Tragiczna śmierć 30‑letniego polskiego himalaisty w Karakorum. Jego partner walczy o życie
Michał Ilczuk nie żyje. Zginął w wypadku podczas wyprawy w Karakorum. Miał zaledwie 30 lat. Jego partner, Jakub Bogdański został przewieziony do szpitala w mieście Gilgit. Co się wydarzyło?
Michał Ilczuk nie żyje. Przyczyny śmierci młodego himalaisty
Michał Ilczuk wraz z partnerem, Jakubem Bogdańskim, obaj z Poznania, atakowali szczyt Dhi Sar w Karakorum. Do tragedii doszło 1 października. Polacy z przewodnikiem szli na niezdobytą dotąd górę w masywie Khunjerab w dolinie Hunzy w Gigit-Baltistanie.

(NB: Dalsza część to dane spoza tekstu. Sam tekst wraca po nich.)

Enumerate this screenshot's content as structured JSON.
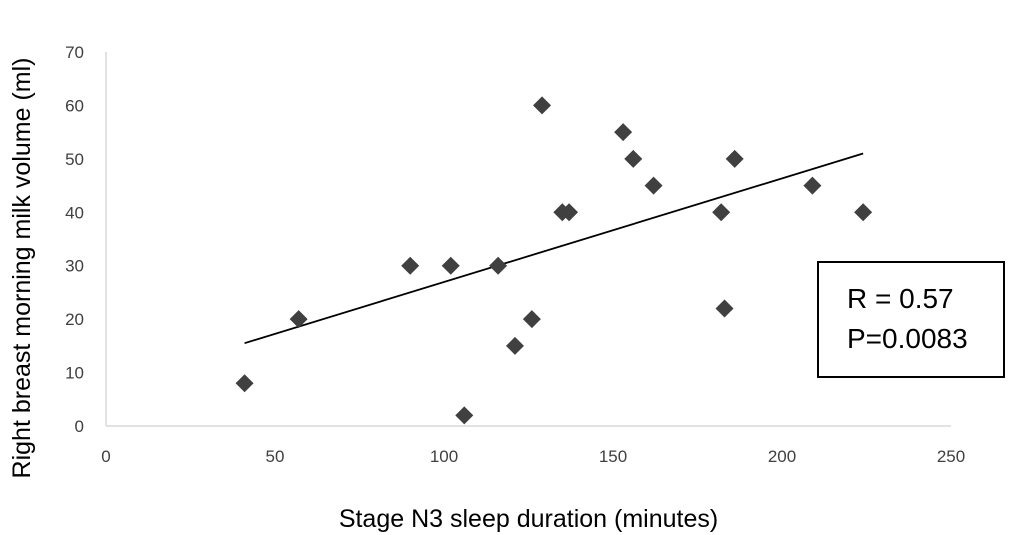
{
  "chart_data": {
    "type": "scatter",
    "title": "",
    "xlabel": "Stage N3 sleep duration (minutes)",
    "ylabel": "Right breast morning milk volume (ml)",
    "xlim": [
      0,
      250
    ],
    "ylim": [
      0,
      70
    ],
    "x_ticks": [
      "0",
      "50",
      "100",
      "150",
      "200",
      "250"
    ],
    "y_ticks": [
      "0",
      "10",
      "20",
      "30",
      "40",
      "50",
      "60",
      "70"
    ],
    "grid": false,
    "legend": "none",
    "marker": "diamond",
    "marker_color": "#404040",
    "points": [
      {
        "x": 41,
        "y": 8
      },
      {
        "x": 57,
        "y": 20
      },
      {
        "x": 90,
        "y": 30
      },
      {
        "x": 102,
        "y": 30
      },
      {
        "x": 106,
        "y": 2
      },
      {
        "x": 116,
        "y": 30
      },
      {
        "x": 121,
        "y": 15
      },
      {
        "x": 126,
        "y": 20
      },
      {
        "x": 129,
        "y": 60
      },
      {
        "x": 135,
        "y": 40
      },
      {
        "x": 137,
        "y": 40
      },
      {
        "x": 153,
        "y": 55
      },
      {
        "x": 156,
        "y": 50
      },
      {
        "x": 162,
        "y": 45
      },
      {
        "x": 182,
        "y": 40
      },
      {
        "x": 183,
        "y": 22
      },
      {
        "x": 186,
        "y": 50
      },
      {
        "x": 209,
        "y": 45
      },
      {
        "x": 224,
        "y": 40
      }
    ],
    "trendline": {
      "x": [
        41,
        224
      ],
      "y": [
        15.5,
        51
      ],
      "color": "#000000"
    },
    "annotation": {
      "lines": [
        "R = 0.57",
        "P=0.0083"
      ]
    }
  }
}
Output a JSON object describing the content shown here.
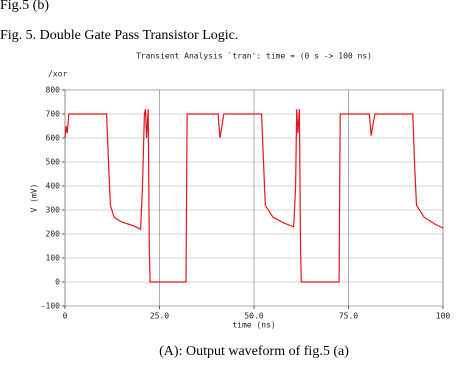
{
  "header": {
    "fig_ref": "Fig.5 (b)",
    "figure_title": "Fig. 5. Double Gate Pass Transistor Logic."
  },
  "chart_data": {
    "type": "line",
    "title": "Transient Analysis `tran': time = (0 s -> 100 ns)",
    "x_label": "time (ns)",
    "y_label": "V (mV)",
    "x": [
      0,
      0.3,
      0.6,
      1,
      1.5,
      11,
      11.5,
      12,
      13,
      15,
      18,
      20,
      20.5,
      21,
      21.3,
      21.6,
      22,
      22.3,
      22.5,
      32,
      32.3,
      40.5,
      41,
      41.5,
      42,
      52,
      52.5,
      53,
      55,
      58,
      60.5,
      61,
      61.3,
      61.6,
      62,
      62.3,
      62.5,
      72.5,
      72.8,
      80.5,
      81,
      81.5,
      82,
      92,
      92.5,
      93,
      95,
      98,
      100
    ],
    "series": [
      {
        "name": "/xor",
        "color": "#e8141c",
        "values": [
          600,
          650,
          620,
          700,
          700,
          700,
          500,
          320,
          270,
          250,
          235,
          220,
          400,
          700,
          720,
          600,
          720,
          150,
          0,
          0,
          700,
          700,
          600,
          650,
          700,
          700,
          500,
          320,
          270,
          245,
          230,
          400,
          720,
          620,
          720,
          150,
          0,
          0,
          700,
          700,
          610,
          660,
          700,
          700,
          480,
          320,
          270,
          240,
          225
        ]
      }
    ],
    "xlim": [
      0,
      100
    ],
    "ylim": [
      -100,
      800
    ],
    "xticks": [
      0,
      {
        "value": 25,
        "label": "25.0"
      },
      {
        "value": 50,
        "label": "50.0"
      },
      {
        "value": 75,
        "label": "75.0"
      },
      100
    ],
    "yticks": [
      -100,
      0,
      100,
      200,
      300,
      400,
      500,
      600,
      700,
      800
    ],
    "grid": true
  },
  "caption": "(A): Output waveform of fig.5 (a)"
}
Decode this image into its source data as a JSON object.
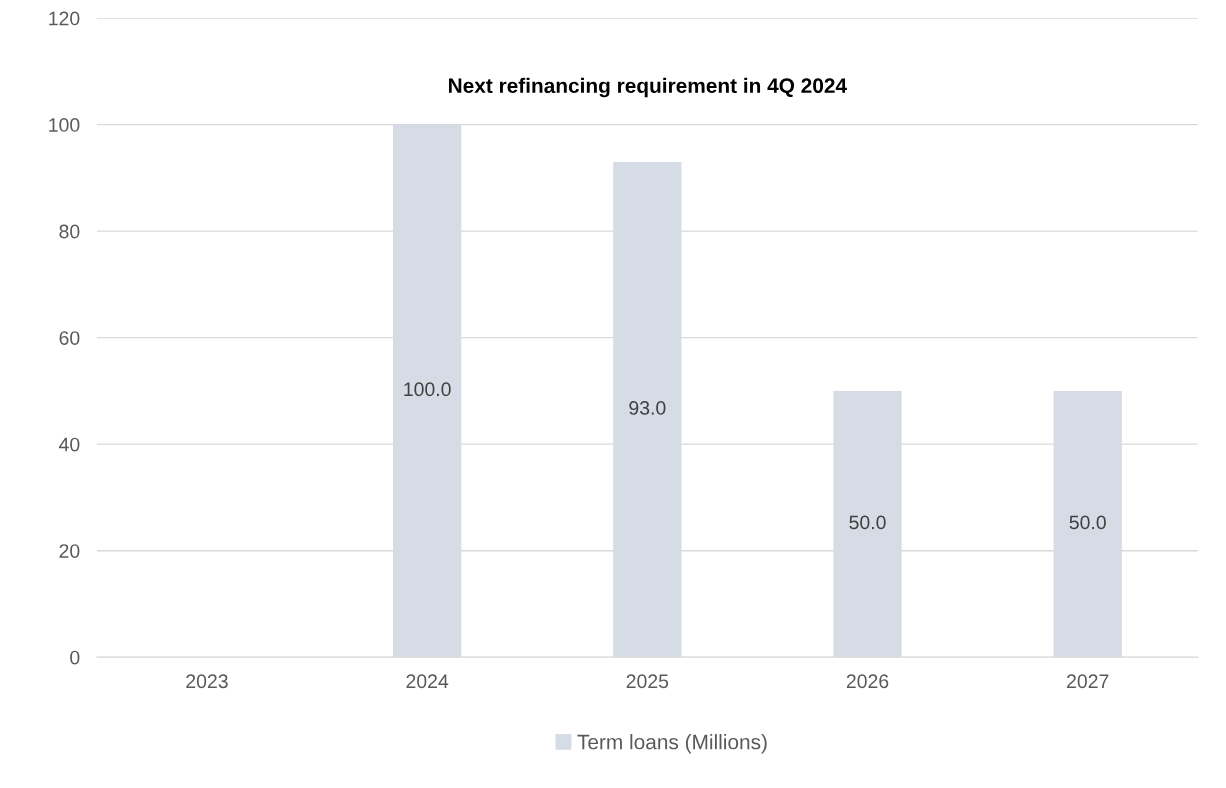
{
  "chart_data": {
    "type": "bar",
    "title": "Next refinancing requirement in 4Q 2024",
    "categories": [
      "2023",
      "2024",
      "2025",
      "2026",
      "2027"
    ],
    "series": [
      {
        "name": "Term loans (Millions)",
        "color": "#d6dce5",
        "values": [
          null,
          100.0,
          93.0,
          50.0,
          50.0
        ],
        "value_labels": [
          null,
          "100.0",
          "93.0",
          "50.0",
          "50.0"
        ]
      }
    ],
    "ylim": [
      0,
      120
    ],
    "yticks": [
      0,
      20,
      40,
      60,
      80,
      100,
      120
    ],
    "grid": "y",
    "legend": "bottom"
  }
}
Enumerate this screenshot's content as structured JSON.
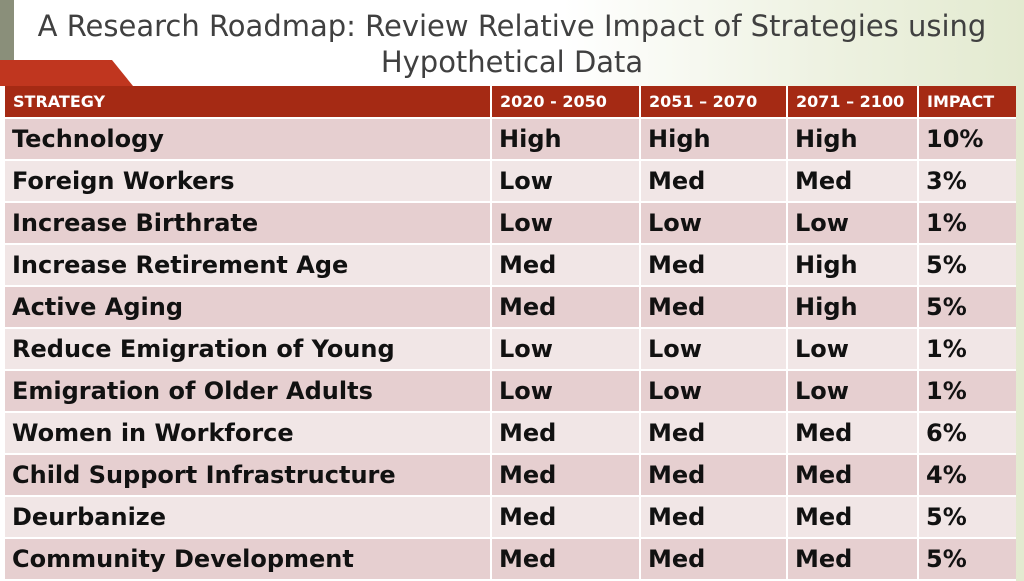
{
  "slide": {
    "title_line1": "A Research Roadmap: Review Relative Impact of Strategies using",
    "title_line2": "Hypothetical Data"
  },
  "table": {
    "headers": [
      "STRATEGY",
      "2020  - 2050",
      "2051 – 2070",
      "2071 – 2100",
      "IMPACT"
    ],
    "rows": [
      [
        "Technology",
        "High",
        "High",
        "High",
        "10%"
      ],
      [
        "Foreign Workers",
        "Low",
        "Med",
        "Med",
        "3%"
      ],
      [
        "Increase Birthrate",
        "Low",
        "Low",
        "Low",
        "1%"
      ],
      [
        "Increase Retirement Age",
        "Med",
        "Med",
        "High",
        "5%"
      ],
      [
        "Active Aging",
        "Med",
        "Med",
        "High",
        "5%"
      ],
      [
        "Reduce Emigration of Young",
        "Low",
        "Low",
        "Low",
        "1%"
      ],
      [
        "Emigration of Older Adults",
        "Low",
        "Low",
        "Low",
        "1%"
      ],
      [
        "Women in Workforce",
        "Med",
        "Med",
        "Med",
        "6%"
      ],
      [
        "Child Support Infrastructure",
        "Med",
        "Med",
        "Med",
        "4%"
      ],
      [
        "Deurbanize",
        "Med",
        "Med",
        "Med",
        "5%"
      ],
      [
        "Community Development",
        "Med",
        "Med",
        "Med",
        "5%"
      ]
    ]
  },
  "colors": {
    "header_bg": "#a52a14",
    "accent_red": "#c0361f",
    "row_dark": "#e6cfd0",
    "row_light": "#f1e6e6"
  }
}
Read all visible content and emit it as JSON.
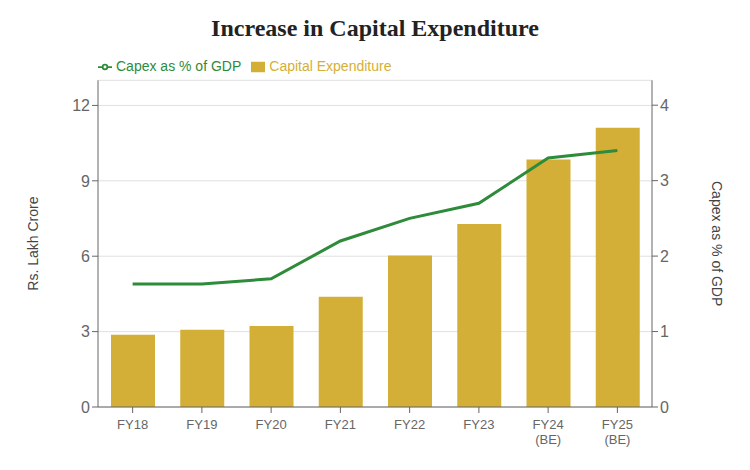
{
  "chart_data": {
    "type": "bar",
    "title": "Increase in Capital Expenditure",
    "categories": [
      "FY18",
      "FY19",
      "FY20",
      "FY21",
      "FY22",
      "FY23",
      "FY24\n(BE)",
      "FY25\n(BE)"
    ],
    "series": [
      {
        "name": "Capital Expenditure",
        "type": "bar",
        "color": "#D4AF37",
        "values": [
          2.87,
          3.07,
          3.22,
          4.39,
          6.03,
          7.28,
          9.85,
          11.11
        ]
      },
      {
        "name": "Capex as % of GDP",
        "type": "line",
        "color": "#2E8B3A",
        "axis": "y2",
        "values": [
          1.63,
          1.63,
          1.7,
          2.2,
          2.5,
          2.7,
          3.3,
          3.4
        ]
      }
    ],
    "ylabel": "Rs. Lakh Crore",
    "y2label": "Capex as % of GDP",
    "ylim": [
      0,
      13
    ],
    "yticks": [
      0,
      3,
      6,
      9,
      12
    ],
    "y2lim": [
      0,
      4.33
    ],
    "y2ticks": [
      0,
      1,
      2,
      3,
      4
    ],
    "grid": true,
    "legend": "upper left"
  }
}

Dotarli do obozu, gdzie rozstali się z lokalnym przewodnikiem, który miał po nich wrócić za 3 dni. Niestety podczas ataku na trudniejszą technicznie południową ścianę, doszło do wypadku. Pakistańskie media podają, że Ilczuk odpadł od ściany. Grupa ratunkowa, która ruszyła na pomoc po telefonie drugiego wspinacza, po dotarciu na miejsce zdarzenia zastała Bogdańskiego, który pozostał na miejscu wypadku. Niestety ratownicy potwierdzili śmierć Michała. Zginął na wysokości 5800 m n. p. m. Jakuba przetransportowano do szpitala. Według najświeższych informacji jest bezpieczny.
https://www.facebook.com/permalink.php?story_fbid=3569862546392490&id=161618080550304
Ostatni post Michała Ilczuka na jego Instagramie to wideo z wyprawy.
Pod postem pojawiło się już mnóstwo kondolencji i słów wsparcia dla rodziny i przyjaciół Ilczuka.